Son ciento cincuenta días desde que te conocí.
Después del tiempo, después de las palabras que hoy son eco,
que retumban en la distancia y se desvanecen
vuelvo a estar sola.

Jamás pensé escribirte tanto, tan seguido y tan profundamente como lo he hecho y sin embargo, me hace feliz contarte cosas que jamás llegarán a ti. 

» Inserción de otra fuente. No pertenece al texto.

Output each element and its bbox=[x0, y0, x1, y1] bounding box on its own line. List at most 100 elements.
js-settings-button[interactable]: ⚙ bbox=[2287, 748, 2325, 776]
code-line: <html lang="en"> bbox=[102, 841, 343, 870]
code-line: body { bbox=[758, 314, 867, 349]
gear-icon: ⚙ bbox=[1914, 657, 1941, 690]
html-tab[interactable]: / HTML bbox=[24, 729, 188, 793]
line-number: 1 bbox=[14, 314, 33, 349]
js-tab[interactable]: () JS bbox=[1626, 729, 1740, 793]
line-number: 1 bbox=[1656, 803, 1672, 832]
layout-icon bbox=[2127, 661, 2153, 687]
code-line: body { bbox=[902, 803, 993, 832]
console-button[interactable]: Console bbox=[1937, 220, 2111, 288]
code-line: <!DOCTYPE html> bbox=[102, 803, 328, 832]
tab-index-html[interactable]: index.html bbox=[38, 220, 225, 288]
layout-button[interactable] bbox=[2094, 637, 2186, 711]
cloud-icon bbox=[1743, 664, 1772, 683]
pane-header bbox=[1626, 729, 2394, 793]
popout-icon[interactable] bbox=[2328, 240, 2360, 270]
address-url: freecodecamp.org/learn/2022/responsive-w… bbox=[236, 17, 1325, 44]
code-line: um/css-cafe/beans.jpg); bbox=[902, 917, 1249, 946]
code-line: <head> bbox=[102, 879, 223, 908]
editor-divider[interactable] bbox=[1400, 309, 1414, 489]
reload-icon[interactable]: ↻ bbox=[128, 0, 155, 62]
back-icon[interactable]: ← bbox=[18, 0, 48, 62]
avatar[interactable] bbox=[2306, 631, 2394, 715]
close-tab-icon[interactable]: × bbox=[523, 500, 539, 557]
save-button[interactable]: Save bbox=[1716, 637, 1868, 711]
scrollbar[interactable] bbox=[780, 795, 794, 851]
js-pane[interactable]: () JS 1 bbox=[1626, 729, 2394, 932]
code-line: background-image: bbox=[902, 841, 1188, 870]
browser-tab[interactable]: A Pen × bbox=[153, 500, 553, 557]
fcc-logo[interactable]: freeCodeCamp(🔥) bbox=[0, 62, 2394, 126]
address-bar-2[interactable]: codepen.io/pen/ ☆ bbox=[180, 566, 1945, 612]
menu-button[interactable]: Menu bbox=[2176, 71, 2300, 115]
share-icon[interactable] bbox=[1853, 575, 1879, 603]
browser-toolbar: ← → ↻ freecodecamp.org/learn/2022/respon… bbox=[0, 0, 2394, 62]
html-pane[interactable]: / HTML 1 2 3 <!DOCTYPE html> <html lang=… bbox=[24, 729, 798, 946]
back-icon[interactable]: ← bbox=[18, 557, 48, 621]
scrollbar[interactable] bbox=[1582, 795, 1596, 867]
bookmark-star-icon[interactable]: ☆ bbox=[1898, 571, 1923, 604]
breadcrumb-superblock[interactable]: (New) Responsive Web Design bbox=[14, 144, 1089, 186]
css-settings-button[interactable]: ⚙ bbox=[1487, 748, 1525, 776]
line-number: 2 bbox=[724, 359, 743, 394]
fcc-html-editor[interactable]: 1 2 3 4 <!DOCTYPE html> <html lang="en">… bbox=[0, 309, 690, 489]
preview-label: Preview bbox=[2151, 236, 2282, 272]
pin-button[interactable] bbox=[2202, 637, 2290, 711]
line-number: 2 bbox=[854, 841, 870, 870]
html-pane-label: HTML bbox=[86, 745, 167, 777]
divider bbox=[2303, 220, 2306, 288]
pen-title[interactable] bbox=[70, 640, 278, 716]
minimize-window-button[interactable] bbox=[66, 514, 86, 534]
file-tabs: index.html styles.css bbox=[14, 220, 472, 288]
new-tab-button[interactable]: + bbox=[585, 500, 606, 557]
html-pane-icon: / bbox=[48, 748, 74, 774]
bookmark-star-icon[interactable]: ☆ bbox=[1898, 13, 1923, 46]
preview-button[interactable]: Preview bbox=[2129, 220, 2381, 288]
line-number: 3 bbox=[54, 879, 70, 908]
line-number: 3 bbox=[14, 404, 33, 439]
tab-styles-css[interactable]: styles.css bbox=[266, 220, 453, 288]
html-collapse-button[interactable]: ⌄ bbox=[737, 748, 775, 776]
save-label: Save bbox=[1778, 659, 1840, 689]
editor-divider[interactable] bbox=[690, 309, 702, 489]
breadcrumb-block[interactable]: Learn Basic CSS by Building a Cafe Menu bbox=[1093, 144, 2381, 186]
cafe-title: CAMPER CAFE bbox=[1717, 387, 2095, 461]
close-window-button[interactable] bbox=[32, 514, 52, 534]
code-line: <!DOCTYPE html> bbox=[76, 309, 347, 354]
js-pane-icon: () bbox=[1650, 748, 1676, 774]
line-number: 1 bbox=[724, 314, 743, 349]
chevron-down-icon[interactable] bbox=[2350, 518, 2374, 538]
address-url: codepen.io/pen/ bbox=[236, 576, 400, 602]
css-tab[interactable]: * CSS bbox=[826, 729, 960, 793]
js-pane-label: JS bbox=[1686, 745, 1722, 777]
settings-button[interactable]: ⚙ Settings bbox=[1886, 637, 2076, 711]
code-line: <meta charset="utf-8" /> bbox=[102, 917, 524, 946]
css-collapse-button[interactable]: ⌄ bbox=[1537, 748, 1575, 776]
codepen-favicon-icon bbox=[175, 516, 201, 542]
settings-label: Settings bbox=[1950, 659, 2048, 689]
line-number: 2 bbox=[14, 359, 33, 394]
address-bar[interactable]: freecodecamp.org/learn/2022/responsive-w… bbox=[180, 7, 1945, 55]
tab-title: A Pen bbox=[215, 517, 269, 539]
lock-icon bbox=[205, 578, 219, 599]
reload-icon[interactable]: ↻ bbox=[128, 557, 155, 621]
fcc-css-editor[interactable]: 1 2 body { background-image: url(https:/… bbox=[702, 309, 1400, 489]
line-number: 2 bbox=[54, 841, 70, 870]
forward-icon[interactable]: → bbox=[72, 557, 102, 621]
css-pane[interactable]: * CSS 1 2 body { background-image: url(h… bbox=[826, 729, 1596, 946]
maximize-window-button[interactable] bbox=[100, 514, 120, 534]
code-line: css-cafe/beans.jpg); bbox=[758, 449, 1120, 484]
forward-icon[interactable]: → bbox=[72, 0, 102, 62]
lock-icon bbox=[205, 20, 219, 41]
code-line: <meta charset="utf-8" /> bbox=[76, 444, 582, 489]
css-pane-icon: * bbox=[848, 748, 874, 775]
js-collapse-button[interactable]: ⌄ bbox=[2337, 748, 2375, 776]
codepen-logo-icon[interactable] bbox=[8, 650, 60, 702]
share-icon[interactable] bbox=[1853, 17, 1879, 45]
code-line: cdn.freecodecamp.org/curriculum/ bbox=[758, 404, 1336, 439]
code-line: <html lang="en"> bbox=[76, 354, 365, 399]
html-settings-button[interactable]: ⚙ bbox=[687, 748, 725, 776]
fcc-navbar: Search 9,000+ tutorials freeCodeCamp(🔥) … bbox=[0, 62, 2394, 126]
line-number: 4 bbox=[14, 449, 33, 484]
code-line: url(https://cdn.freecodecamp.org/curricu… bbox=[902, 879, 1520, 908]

Te agradezco por mostrarme mis oscuridades y esplendores, desconocidos hasta el día en el que los navegamos. De los celos, del amor (in)finito y consciente, del no amor, de los besos contados y de la incertidumbre de las partes. De los ojos azules, la receta perfecta para hacer té, los ventanales con sol y el aprecio a la desnudez. De las pasiones, de los futuros inciertos y de las cabañas en el bosque. Del futuro inventado. De tu cojera, tu llanto, tus dedos machacados, tus costillas rotas, tus círculos cuadrados, tus achaques y tus preocupaciones. De la casa que jamás compramos y de la pareja que nunca fuimos. De la semántica agobiante. De las noches que compartimos cama y sudamos sin tocarnos o de aquellas en las que nos sosteníamos tan cerca que parecía que no nos dejaríamos ir jamás. De las canciones compartidas y las intimidades guardadas. Del miedo a las manos juntas y a las palabras con significados distintos. De los pasados nefastos, de los tifones de alcohol y de los calmos ojos de tormenta. De las islas paradisíacas llamadas fin de semana y de los infiernos llamados "encuentro". De las flores falsas, los cinturones de cuero y los botones de la camisa. De las políticas ineficientes, los árabes obstinados, el trabajo lento y los compañeros ambivalentes. Del llanto desconsolado y ahora olvidado, de los reclamos y las disculpas incondicionales. De mis incondicionales. De la imposibilidad de tomarnos el mundo juntos y de la soledad que buscamos, interrumpida por la presencia del otro. De las risas, las lenguas juntas, el piso y el amor. Del amor del que nunca hablamos y que probablemente nunca existió o existirá. 

De despedidas como estas, en las que te dejo ir para siempre.